The AVE high-speed train from Madrid to Malaga on Friday 29 April, at the start of the May Day holiday weekend, has been fully booked for days. For the return trip on Monday 2 May, seats were only available on the first train of the day (8.58am) when SUR checked yesterday, Tuesday. One could say this is more or less normal when there is a bank holiday coming up, and the Renfe rail company insists that it has assigned longer trains to this route so more seats are available than usual.

But there is something else the company is not mentioning, but which regular users of the service have noted: there were more frequent trains before the pandemic, and not all of them have come back into service. There used to be 14 departures each way, but there are now between nine and 11, depending on the day of the week.

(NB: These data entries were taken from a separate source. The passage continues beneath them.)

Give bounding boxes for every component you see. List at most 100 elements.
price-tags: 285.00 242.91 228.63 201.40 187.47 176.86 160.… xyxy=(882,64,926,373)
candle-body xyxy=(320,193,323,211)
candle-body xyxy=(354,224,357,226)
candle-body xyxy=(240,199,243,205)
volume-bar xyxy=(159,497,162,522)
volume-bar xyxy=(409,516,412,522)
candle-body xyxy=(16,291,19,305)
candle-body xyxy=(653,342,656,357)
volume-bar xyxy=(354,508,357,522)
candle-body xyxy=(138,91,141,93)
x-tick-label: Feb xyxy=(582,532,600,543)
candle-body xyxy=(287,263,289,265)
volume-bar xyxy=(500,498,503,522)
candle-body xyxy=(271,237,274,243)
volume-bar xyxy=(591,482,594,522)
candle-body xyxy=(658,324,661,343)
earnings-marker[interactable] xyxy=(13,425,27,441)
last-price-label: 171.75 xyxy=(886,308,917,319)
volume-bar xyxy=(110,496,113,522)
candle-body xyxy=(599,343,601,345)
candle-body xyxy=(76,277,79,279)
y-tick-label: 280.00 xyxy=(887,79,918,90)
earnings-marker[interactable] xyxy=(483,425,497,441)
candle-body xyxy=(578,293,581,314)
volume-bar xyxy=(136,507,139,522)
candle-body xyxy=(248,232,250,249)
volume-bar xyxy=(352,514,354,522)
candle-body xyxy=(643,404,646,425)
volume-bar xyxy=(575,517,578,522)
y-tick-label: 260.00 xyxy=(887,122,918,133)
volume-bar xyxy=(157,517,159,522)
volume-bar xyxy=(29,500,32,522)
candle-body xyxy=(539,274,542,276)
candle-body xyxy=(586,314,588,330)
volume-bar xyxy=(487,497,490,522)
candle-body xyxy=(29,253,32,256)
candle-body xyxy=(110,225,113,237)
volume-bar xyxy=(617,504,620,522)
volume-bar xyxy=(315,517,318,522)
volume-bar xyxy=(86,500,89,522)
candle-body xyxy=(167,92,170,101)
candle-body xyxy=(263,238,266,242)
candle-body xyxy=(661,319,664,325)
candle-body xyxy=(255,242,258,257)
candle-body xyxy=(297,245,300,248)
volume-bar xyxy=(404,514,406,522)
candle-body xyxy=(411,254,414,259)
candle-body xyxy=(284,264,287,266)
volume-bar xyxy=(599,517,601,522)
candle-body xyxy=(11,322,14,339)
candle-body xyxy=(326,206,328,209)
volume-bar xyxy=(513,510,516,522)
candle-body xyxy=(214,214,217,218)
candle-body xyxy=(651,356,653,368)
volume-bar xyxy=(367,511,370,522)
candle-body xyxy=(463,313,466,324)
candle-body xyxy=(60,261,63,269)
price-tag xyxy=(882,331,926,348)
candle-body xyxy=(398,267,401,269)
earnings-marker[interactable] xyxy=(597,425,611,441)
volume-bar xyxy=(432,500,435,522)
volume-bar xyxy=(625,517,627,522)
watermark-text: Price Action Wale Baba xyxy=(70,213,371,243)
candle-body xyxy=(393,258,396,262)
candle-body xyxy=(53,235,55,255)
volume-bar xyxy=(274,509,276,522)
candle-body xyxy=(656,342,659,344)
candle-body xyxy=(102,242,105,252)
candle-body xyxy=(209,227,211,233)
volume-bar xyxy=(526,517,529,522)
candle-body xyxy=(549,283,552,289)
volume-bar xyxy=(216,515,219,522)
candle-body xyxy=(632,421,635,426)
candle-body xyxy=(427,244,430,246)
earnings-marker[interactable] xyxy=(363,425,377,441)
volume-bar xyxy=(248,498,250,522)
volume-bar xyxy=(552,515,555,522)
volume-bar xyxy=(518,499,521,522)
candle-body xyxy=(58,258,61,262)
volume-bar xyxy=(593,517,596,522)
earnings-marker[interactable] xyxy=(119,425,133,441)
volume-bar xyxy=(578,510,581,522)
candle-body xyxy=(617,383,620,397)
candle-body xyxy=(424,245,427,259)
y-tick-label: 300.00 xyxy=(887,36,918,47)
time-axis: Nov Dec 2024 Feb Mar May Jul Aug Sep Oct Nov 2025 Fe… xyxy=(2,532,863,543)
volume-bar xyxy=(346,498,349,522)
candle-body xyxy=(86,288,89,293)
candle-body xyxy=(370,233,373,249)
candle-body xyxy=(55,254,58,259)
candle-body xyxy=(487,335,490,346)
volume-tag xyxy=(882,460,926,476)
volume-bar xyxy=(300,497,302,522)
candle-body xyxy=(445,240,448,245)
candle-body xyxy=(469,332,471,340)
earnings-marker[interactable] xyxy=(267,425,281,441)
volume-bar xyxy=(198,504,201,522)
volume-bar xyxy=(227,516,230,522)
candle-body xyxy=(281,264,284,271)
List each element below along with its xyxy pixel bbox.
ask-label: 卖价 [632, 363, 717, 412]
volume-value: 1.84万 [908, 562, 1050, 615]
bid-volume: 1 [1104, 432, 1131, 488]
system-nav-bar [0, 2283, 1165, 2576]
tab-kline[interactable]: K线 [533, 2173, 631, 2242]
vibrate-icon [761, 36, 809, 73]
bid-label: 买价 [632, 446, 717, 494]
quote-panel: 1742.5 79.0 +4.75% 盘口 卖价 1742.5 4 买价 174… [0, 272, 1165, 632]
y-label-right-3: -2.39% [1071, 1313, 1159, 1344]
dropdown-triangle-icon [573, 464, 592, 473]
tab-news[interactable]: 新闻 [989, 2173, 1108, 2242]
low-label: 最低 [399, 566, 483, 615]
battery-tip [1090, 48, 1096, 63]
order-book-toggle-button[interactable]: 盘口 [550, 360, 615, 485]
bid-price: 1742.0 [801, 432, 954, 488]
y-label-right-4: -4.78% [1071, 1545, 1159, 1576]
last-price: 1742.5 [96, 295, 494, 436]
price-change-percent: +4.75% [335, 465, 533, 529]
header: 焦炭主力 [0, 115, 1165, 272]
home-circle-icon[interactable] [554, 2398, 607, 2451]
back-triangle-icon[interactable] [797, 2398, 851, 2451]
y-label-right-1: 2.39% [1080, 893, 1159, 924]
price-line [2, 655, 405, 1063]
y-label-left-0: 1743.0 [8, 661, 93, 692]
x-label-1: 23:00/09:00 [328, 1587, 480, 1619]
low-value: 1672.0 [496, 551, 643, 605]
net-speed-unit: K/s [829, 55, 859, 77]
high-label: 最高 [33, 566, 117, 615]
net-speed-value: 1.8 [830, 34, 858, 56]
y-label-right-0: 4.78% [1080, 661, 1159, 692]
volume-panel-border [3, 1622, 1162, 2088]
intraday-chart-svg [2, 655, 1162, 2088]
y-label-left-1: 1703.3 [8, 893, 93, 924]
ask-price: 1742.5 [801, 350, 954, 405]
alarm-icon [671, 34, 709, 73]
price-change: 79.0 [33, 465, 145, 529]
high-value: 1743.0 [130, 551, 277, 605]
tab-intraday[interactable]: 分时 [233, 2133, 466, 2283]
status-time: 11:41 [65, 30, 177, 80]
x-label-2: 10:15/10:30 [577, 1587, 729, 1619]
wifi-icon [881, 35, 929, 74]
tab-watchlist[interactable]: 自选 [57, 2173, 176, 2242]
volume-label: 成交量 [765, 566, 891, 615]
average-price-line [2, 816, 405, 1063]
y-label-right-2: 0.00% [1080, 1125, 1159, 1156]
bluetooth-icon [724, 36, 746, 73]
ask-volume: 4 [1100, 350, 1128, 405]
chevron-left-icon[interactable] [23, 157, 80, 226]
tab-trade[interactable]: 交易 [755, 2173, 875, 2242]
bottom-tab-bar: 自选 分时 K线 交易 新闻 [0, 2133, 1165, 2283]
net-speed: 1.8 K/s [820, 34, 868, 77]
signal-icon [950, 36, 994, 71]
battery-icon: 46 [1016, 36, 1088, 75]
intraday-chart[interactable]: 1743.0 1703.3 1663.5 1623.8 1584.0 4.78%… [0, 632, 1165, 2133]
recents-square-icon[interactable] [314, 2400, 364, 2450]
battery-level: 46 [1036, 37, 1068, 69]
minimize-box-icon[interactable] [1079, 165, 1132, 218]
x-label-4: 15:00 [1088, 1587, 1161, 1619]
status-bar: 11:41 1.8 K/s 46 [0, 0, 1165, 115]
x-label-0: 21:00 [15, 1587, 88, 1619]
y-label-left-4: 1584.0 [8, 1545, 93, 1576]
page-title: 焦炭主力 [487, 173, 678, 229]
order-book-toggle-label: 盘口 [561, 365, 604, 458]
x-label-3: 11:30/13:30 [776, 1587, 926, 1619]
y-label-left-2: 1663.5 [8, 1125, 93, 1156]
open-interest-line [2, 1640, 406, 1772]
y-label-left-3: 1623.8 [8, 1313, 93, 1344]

Before the pandemic, the first train left the Puerta de Atocha station in Madrid at 7.35am and arrived in Malaga at 10am, while the last one from Madrid left at 9.20pm and arrived at 11.40pm. There were another 12 trains in between.

Now, the last train from Madrid leaves at 7.35pm and many travellers are upset about this, especially those who wanted to go to Malaga later in the evening, after completing their day’s work. Renfe says these services will be resumed in the next few months, but has given no dates.

Comparison with other cities

Compared with other cities, Malaga is not doing very well in terms of high-speed train services. On Friday nine trains will be travelling in each direction between Madrid and the Costa del Sol, but there will be 14 from Madrid to Seville and 15 on the way back.

According to Renfe, there were always more trains on the Seville route before the pandemic, and it is still not running at 100%. In fact, the service is 77% of the pre-pandemic level between Madrid and Malaga and 62% between the Spanish capital and Seville. However, the company insists that it is compensating by making over 4,500 more seats available on the Madrid-Malaga route between 28 April and 3 May, thanks to the use of longer trains.

So if things are going to get back to normal, with more trains and a more frequent service, when will that be? Unfortunately, nobody knows, not even Renfe. The problem is due to a shortage of drivers because so many took other jobs during the pandemic, and this is something that applies all over Spain. It will all depend on how long it takes to attract new drivers to the job and complete their training.